Potensi terjadinya komplain dan sengketa konsumen itu menjadi bagian dari diskusi yang berlangsung antara Badan Perlindungan Konsumen Nasional (BPKN) dengan tamunya, Consumen Affair Agency of Japan, National Consumer Affairs Center of Japan, ODR Room Network, dan Mitsubishi IFJ Research and Consulting, di aula Kementerian Perdagangan, Rabu (8/1) lalu. Melalui pertemuan ini, BPKN mencoba menjajaki kemungkinan penanganan sengketa secara daring (online dispute resolution/ODR).
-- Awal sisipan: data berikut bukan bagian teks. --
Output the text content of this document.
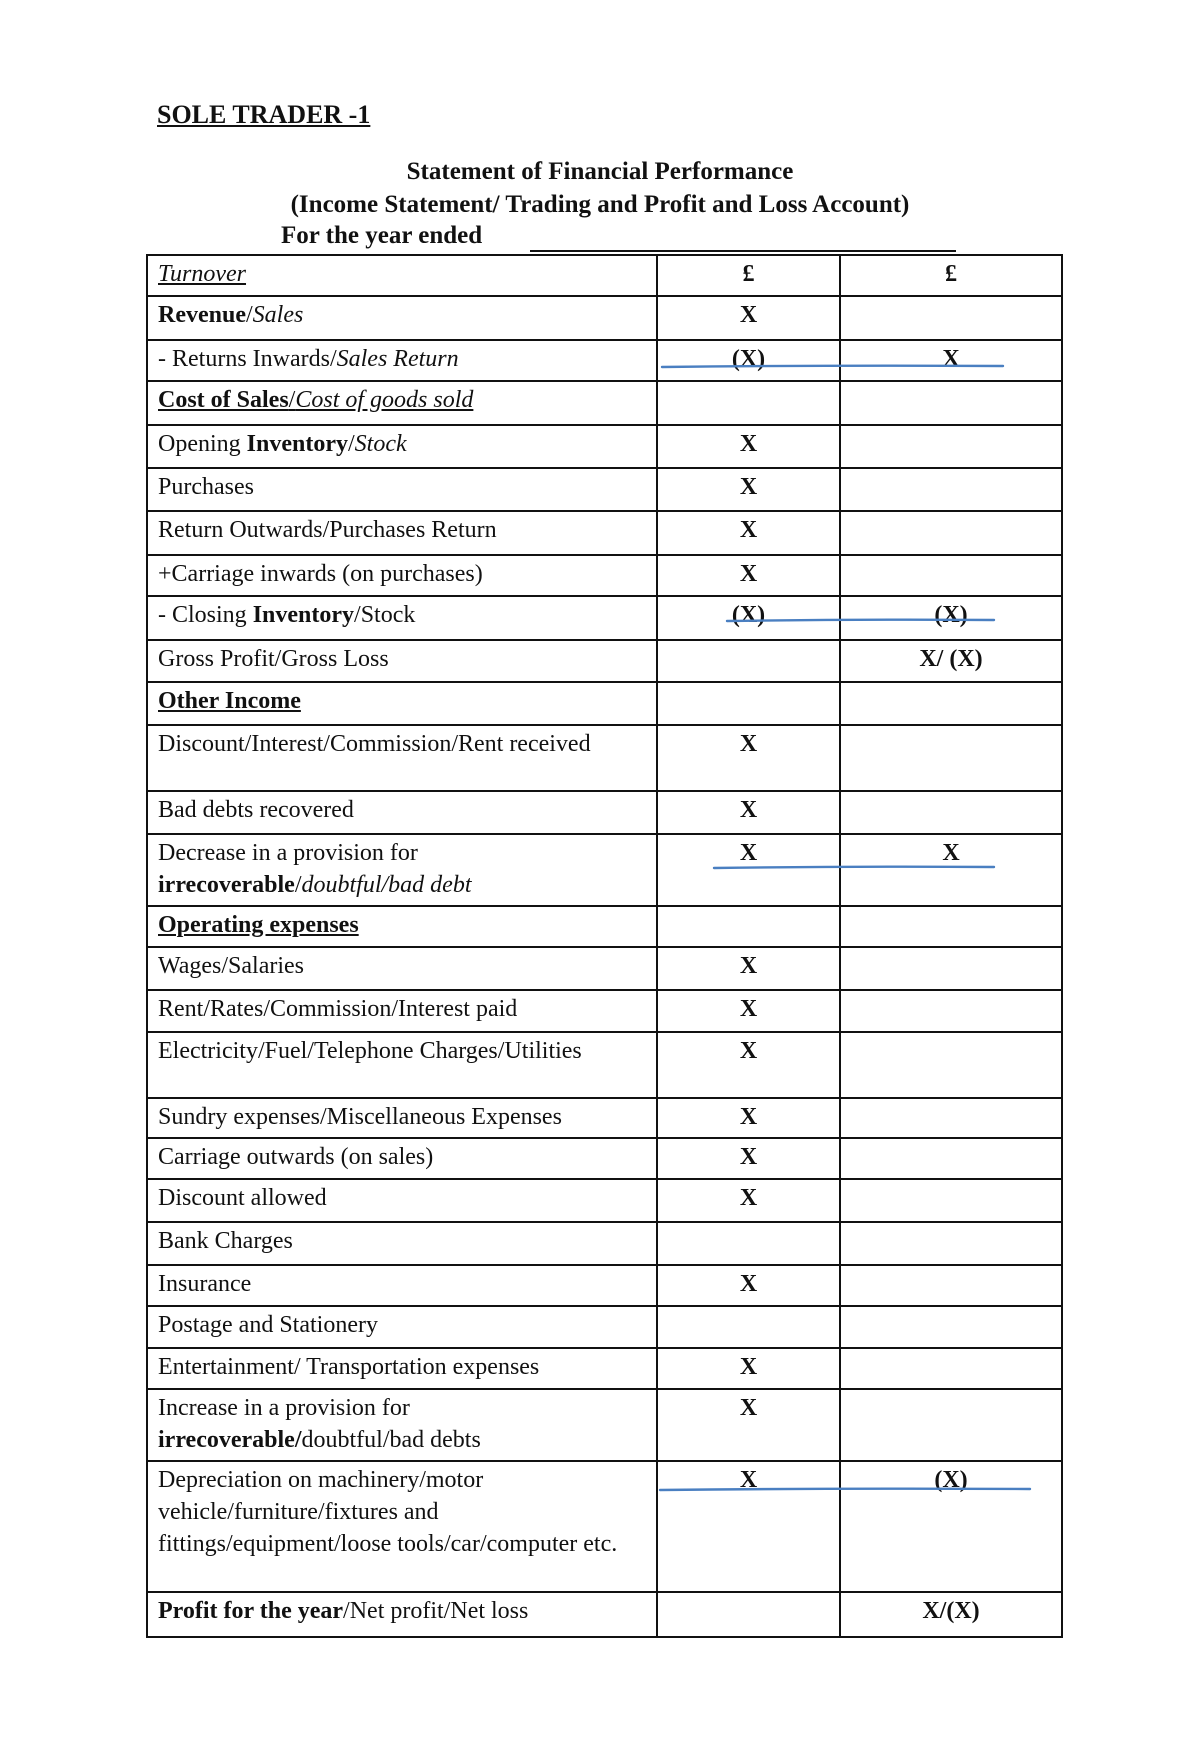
SOLE TRADER -1
Statement of Financial Performance
(Income Statement/ Trading and Profit and Loss Account)
For the year ended
Turnover	£	£
Revenue/Sales	X	
- Returns Inwards/Sales Return	(X)	X
Cost of Sales/Cost of goods sold		
Opening Inventory/Stock	X	
Purchases	X	
Return Outwards/Purchases Return	X	
+Carriage inwards (on purchases)	X	
- Closing Inventory/Stock	(X)	(X)
Gross Profit/Gross Loss		X/ (X)
Other Income		
Discount/Interest/Commission/Rent received	X	
Bad debts recovered	X	
Decrease in a provision for irrecoverable/doubtful/bad debt	X	X
Operating expenses		
Wages/Salaries	X	
Rent/Rates/Commission/Interest paid	X	
Electricity/Fuel/Telephone Charges/Utilities	X	
Sundry expenses/Miscellaneous Expenses	X	
Carriage outwards (on sales)	X	
Discount allowed	X	
Bank Charges		
Insurance	X	
Postage and Stationery		
Entertainment/ Transportation expenses	X	
Increase in a provision for irrecoverable/doubtful/bad debts	X	
Depreciation on machinery/motor vehicle/furniture/fixtures and fittings/equipment/loose tools/car/computer etc.	X	(X)
Profit for the year/Net profit/Net loss		X/(X)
Menyambut tamunya, Wakil Ketua BPKN, Rolas B.  Sitinjak, mengatakan bahwa pertemuan itu membuka peluang pendalaman atas permasalahan penanganan sengketa melalui ODR. Ini juga membuka peluang kerjasama pembangunan ODR dengan Consumer Affair Agency of Japan. “Sehingga bisa menjadi solusi penanganan sengketa lintas batas, khususnya antara Indonesia dan Jepang,” ujarnya.
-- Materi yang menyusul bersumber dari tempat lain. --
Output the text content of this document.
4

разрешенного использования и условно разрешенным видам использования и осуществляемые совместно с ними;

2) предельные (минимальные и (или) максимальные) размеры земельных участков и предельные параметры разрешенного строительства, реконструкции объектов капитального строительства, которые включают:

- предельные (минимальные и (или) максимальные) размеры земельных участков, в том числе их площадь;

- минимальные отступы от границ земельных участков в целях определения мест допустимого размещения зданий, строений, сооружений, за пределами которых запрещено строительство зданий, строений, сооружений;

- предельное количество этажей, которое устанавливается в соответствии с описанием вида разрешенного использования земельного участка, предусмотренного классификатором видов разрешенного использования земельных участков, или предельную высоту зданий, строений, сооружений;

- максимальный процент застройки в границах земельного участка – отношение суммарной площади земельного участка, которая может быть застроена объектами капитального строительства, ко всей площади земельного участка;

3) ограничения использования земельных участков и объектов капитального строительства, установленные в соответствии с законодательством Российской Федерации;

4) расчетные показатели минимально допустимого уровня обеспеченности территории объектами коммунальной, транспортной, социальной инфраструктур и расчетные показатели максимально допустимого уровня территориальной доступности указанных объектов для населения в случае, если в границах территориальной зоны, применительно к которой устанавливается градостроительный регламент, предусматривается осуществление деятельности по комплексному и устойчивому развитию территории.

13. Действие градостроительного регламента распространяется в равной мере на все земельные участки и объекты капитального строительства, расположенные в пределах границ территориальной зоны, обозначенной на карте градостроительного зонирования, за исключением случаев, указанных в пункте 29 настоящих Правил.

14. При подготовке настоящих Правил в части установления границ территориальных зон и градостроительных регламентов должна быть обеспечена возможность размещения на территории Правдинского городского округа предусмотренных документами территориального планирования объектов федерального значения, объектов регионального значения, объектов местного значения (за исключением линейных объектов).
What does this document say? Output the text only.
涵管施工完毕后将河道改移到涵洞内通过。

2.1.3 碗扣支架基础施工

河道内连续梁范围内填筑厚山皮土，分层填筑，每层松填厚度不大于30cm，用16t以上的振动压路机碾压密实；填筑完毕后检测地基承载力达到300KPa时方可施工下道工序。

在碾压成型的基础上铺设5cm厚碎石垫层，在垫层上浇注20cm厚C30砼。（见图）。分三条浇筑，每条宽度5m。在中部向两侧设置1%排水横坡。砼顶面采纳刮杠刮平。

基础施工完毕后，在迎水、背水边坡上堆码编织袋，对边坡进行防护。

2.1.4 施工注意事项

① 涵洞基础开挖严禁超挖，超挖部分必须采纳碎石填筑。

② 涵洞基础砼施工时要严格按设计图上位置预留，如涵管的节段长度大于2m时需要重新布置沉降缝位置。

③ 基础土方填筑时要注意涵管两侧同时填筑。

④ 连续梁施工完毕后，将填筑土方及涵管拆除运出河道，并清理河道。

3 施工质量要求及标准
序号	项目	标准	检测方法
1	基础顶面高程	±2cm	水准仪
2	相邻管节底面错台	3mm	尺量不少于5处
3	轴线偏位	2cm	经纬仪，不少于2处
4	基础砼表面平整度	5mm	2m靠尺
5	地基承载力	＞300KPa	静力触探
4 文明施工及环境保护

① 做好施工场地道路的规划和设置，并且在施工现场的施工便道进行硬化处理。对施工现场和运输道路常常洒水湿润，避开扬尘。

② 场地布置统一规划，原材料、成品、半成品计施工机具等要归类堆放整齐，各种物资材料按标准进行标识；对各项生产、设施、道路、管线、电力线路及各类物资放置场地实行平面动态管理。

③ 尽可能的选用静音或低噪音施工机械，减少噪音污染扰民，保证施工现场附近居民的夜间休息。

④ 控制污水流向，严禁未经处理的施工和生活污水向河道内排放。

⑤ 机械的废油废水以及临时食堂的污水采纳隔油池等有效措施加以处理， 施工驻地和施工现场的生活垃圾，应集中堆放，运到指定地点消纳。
Rolas menjelaskan ada beberapa kendala perlindungan konsumen di era digital seperti sekarang. Misalnya, penyesuaian regulasi akibat teknologi yang cepat berubah, penguatan kerja sama lintas batas, mengurangi dampak buruk penarikan produk, dan penyelesaian sengketa secara daring (online).
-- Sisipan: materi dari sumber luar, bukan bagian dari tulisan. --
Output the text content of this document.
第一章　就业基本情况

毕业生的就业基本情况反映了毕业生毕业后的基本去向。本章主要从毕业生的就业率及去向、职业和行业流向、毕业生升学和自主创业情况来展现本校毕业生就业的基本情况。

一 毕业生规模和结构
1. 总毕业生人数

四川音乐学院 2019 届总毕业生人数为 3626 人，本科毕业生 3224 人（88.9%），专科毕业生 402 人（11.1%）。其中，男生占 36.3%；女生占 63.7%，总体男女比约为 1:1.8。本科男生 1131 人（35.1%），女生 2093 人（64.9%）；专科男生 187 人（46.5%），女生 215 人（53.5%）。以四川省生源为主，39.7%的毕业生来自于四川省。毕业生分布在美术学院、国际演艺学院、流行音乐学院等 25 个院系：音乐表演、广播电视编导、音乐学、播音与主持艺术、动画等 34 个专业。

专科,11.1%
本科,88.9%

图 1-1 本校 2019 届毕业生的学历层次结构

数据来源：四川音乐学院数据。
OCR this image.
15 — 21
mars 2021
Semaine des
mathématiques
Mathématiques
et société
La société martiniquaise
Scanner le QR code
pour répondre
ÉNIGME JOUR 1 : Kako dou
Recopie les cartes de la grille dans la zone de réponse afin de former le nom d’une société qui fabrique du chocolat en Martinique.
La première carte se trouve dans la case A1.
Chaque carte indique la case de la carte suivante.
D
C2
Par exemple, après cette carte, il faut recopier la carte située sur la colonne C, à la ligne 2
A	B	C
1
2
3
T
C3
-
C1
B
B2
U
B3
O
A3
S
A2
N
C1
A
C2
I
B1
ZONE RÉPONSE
Pengamat hukum perlindungan konsumen, Abustan, berpendapat penyelesaian sengketa konsumen secara daring sangat dibutuhkan saat ini. “Bahkan suatu keniscayaan dalam merespons dinamika perkembangan, khususnya keberadaan teknologi elektronik di era digitalisasi. Sehingga masyarakat (konsumen) butuh instrumen hukum sebagai sarana untuk melindungi kepentingan dan memperjuangkan hak-hak yang nyata-nyata telah dirugikan oleh pelaku usaha,” jelas dosen Pascasarjana Universitas Islam Djakarta (UID) itu.

Abustan melihat dua sisi perkembangan teknologi dalam hubungannya dengan hukum perlindungan konsumen, Di satu sisi, teknologi telah memudahkan orang melakukan transaksi, misalnya membeli suatu barang, atau memesan makanan. Dalam konteks ini, konsumen cenderung dimanjakan. Namun di sisi lain, tak dapat dipungkiri bahwa transaksi secara daring sangat rentan menimbulkan implikasi hukum.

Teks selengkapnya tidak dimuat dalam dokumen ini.